Размышления анестезиолога
Я работаю с категорией больных, с которыми нет возможности общаться. Они находятся в крайне тяжёлом состоянии, под сильной медикаментозной загрузкой, часто без сознания или им настолько тяжело, что они потом даже не помнят, что с ними происходило.
Но мы часто приглашаем священника в отделение, никогда не отказываем в таких просьбах родственникам, иногда сами, если видим крестик на груди, подсказываем, что это возможно. И вот, как реаниматолог, я часто наблюдала непосредственно по мониторам изменение состояния больных во время совершения церковных таинств.
У нас был один ребёнок полуторагодовалый после страшной аварии, он вылетел через лобовое стекло – тяжелейшая черепно-мозговая травма, скальпированная рана, массивная кровопотеря. Привезли его в приёмный покой практически в предагональном состоянии. Сначала думали: «Господи, только бы довезти его до реанимации, умирает ребёнок!» Успели. Кровотечение остановили, делали всё, что нужно, но никто не верил, что он выживет. Ребёнок находился на искусственной вентиляции лёгких, без сознания. И я не верила – настолько тяжёлое было состояние! Прабабушка его, воцерковлённая, пригласила иеромонаха Серафима (Рошку), он ребёнка крестил. Дежурный врач мне утром передаёт: «Отец Серафим после крещения обмолвился, что ребёнок будет жить». Честно говоря, я не поверила. Но мы продолжали делать всё, что от нас зависело, и ребёнок пришёл в сознание, выжил. Это было первое чудо для меня.

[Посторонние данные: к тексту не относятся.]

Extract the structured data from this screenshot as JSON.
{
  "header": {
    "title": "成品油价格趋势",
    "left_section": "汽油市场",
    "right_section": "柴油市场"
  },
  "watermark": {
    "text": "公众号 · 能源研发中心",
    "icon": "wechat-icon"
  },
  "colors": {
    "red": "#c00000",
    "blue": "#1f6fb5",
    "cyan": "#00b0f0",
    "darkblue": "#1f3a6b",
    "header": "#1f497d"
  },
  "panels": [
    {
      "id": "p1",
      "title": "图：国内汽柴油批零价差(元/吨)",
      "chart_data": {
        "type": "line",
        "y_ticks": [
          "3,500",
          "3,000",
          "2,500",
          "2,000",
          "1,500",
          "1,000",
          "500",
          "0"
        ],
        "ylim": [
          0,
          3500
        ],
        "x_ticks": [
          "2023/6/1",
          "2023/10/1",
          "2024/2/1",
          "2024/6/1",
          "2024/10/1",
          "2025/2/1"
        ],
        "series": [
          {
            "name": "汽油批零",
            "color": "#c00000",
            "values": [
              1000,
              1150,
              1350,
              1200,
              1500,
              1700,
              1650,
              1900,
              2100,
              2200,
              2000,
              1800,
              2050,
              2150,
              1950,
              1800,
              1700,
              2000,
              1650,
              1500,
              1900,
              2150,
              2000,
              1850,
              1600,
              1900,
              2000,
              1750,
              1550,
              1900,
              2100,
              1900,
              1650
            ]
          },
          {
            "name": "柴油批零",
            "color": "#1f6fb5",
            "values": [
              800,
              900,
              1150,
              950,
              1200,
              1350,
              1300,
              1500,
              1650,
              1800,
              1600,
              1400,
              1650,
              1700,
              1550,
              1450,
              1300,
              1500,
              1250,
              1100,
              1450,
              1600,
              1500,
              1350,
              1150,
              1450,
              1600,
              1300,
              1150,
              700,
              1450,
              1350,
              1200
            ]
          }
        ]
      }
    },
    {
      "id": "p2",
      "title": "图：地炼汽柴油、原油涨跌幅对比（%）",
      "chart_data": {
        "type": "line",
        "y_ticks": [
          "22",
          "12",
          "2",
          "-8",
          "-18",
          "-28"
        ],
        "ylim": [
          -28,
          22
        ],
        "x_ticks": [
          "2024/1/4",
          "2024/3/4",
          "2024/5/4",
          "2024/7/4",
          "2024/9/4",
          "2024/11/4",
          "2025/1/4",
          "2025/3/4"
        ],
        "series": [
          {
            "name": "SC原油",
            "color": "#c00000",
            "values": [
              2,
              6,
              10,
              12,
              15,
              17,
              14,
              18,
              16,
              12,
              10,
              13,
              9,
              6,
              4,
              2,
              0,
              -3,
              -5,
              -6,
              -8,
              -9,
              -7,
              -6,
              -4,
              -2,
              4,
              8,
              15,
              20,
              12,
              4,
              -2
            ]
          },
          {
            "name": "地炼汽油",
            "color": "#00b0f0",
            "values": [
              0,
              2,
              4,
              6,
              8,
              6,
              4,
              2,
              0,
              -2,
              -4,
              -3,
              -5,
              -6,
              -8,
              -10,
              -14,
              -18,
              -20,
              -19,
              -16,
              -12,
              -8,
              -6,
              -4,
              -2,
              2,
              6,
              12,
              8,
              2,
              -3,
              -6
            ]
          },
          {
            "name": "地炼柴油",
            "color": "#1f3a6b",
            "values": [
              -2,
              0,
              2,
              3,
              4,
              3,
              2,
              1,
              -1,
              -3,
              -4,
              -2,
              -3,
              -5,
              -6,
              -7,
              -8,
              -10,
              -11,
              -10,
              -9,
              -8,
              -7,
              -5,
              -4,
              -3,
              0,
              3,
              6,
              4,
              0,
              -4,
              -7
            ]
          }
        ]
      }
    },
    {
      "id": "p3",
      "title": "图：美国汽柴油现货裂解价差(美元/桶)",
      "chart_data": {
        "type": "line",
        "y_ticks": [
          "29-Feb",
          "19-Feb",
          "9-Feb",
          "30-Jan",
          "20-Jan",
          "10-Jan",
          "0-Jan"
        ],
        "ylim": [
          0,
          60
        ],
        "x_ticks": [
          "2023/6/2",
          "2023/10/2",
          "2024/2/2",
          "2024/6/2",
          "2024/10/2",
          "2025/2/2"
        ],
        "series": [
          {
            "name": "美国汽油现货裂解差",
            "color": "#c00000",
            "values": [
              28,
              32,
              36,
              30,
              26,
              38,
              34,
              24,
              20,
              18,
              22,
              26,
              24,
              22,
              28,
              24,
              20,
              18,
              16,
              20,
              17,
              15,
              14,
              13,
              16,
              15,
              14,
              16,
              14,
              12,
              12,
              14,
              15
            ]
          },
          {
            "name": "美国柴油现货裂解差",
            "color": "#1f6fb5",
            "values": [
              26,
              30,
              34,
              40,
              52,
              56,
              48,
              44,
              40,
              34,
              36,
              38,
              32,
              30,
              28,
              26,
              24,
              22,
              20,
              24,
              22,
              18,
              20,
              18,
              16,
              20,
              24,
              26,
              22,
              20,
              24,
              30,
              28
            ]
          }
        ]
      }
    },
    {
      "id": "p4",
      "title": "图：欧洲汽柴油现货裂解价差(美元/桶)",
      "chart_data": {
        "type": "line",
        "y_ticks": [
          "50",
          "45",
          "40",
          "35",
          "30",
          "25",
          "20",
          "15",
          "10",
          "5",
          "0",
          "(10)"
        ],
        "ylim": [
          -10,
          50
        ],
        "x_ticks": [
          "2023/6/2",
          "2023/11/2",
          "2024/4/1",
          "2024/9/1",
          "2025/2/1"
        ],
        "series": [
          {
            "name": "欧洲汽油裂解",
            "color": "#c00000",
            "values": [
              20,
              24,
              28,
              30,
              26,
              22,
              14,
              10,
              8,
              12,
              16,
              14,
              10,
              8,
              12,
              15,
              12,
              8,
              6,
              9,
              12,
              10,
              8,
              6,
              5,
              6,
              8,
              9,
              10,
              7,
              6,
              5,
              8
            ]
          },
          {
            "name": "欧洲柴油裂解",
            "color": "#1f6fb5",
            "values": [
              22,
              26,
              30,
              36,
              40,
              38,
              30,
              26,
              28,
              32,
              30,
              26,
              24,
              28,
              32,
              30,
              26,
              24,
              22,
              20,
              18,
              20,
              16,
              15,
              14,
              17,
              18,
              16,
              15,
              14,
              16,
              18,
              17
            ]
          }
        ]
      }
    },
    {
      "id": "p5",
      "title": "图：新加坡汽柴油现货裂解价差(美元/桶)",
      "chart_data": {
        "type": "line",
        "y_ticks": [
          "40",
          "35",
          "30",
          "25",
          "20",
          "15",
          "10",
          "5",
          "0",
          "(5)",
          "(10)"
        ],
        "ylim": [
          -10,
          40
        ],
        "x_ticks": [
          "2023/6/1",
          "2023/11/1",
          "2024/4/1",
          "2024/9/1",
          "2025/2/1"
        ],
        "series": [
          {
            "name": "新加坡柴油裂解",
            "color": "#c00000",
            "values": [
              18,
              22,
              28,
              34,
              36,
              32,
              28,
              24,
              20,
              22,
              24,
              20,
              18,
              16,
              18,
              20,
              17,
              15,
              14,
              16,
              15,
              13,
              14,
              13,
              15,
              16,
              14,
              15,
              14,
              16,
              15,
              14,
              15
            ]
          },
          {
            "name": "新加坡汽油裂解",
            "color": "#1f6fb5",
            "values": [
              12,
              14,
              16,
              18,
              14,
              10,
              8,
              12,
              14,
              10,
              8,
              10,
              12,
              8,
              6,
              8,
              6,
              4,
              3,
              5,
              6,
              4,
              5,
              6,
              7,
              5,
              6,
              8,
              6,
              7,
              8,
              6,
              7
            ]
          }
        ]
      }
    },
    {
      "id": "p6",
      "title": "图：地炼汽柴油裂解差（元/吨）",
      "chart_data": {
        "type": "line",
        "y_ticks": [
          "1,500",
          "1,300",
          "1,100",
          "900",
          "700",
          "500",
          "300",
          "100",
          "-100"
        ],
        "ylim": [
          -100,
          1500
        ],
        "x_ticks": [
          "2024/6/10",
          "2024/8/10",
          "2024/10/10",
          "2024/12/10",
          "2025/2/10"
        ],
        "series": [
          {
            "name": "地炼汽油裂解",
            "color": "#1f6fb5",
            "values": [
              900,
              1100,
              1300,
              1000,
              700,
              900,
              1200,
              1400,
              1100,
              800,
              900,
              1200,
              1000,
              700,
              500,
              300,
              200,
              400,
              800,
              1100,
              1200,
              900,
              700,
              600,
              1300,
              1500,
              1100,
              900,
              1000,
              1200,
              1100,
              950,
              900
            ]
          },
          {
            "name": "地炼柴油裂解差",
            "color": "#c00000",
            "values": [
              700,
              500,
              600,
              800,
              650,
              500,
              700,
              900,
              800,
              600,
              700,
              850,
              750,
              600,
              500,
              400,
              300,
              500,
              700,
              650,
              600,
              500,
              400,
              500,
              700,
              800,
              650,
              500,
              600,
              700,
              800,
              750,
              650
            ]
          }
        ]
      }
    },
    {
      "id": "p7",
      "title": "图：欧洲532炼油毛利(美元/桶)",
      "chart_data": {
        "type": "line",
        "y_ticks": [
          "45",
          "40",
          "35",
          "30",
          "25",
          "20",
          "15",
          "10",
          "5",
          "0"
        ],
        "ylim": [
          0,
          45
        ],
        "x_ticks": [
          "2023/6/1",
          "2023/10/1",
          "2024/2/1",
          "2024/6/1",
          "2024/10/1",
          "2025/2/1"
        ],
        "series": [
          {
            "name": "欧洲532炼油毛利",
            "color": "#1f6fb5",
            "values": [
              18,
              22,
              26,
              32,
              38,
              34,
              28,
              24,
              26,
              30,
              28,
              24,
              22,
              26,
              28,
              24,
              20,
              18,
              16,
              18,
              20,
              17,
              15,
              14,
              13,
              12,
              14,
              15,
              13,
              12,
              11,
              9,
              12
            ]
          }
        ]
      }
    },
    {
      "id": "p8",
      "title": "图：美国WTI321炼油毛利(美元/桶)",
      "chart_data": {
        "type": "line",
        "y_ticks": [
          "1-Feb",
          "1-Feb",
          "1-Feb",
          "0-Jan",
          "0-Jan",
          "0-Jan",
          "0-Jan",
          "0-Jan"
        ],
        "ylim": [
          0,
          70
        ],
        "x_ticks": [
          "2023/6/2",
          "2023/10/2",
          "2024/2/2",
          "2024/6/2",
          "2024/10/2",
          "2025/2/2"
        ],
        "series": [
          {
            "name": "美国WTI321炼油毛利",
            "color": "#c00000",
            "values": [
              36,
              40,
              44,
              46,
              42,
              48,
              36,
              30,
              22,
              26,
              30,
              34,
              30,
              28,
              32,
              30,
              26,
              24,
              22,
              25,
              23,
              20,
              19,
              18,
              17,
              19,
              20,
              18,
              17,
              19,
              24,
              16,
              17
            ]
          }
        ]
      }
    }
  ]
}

В прошлом году аналогичный случай произошёл с нашим врачом анестезиологом-реаниматологом. Тяжёлая автодорожная политравма: тяжелейшая черепно-мозговая травма, перелом позвоночника. Мы всё делали, что могли, но показатели крови у него оставались крайне низкими. Мозг страдает, а мы ничего сделать не можем! Непонятно, почему они не поднимаются: мы и вентиляцию лёгких проводим, и кислород даём, и режимы меняем, и давление держим, и в лёгких патологии нет… У меня уже руки опустились. Стоим и не знаем, что предпринять. Мама у него верующая, спрашивает: «Мне что делать?» Я говорю: «Бегите в храм». Был праздник Троицы, и после Литургии игумен Иннокентий пришёл. Священник начал соборовать, а мы стояли бригадой, молились и смотрели на приборы. Пульсоаксиметр показывает степень насыщения крови кислородом. В норме эти показатели – 100, ну не ниже 90, а у коллеги нашего было 82. Он лежит синий, гипоксичный. «Ну, хотя бы 88! Хотя бы 90!», – молимся. Мы ничего не делаем, стоим и видим по монитору, как показатели меняются: 85 – 88 – 92 – 95, к концу Таинства соборования наступила стабилизация. К утру было уже 98, он пришёл в сознание. Отец Иннокентий навещал его, беседовал, исповедовал, причащал.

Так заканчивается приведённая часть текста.